Dia tidak mempermasalahkan skema vaksin gotong royong yang berbayar. Karena vaksin berbayar harus berbeda dengan vaksin program.

"Ini kan di luar program. Bukan sama dengan program. Persyaratan vaksin gotong royong itu harus berbeda dengan program," tuturnya.

Seperti diketahui, pemerintah kini membuka vaksinasi gotong royong individu berbayar yang bisa didapat di Klinik Kimia Farma.
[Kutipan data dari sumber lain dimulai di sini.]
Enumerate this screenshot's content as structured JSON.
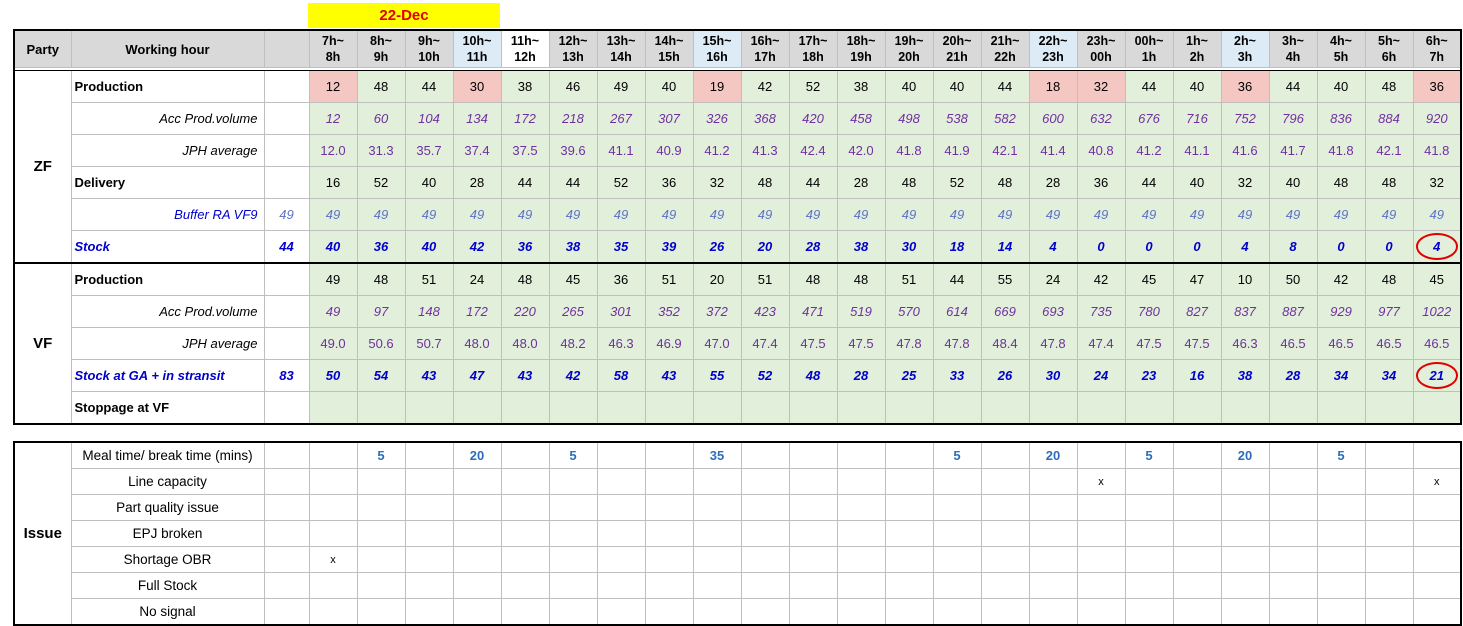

Layanan vaksinasi COVID-19 berbayar ini diatur dalam Peraturan Menteri Kesehatan (Permenkes) Nomor 19 Tahun 2021 tentang Pelaksanaan Vaksinasi dalam Rangka Penanggulangan Pandemi COVID-19 yang merupakan perubahan kedua atas Permenkes Nomor 10 Tahun 2021. Permenkes ini ditetapkan Menkes Budi Gunadi Sadikin pada 5 Juli 2021.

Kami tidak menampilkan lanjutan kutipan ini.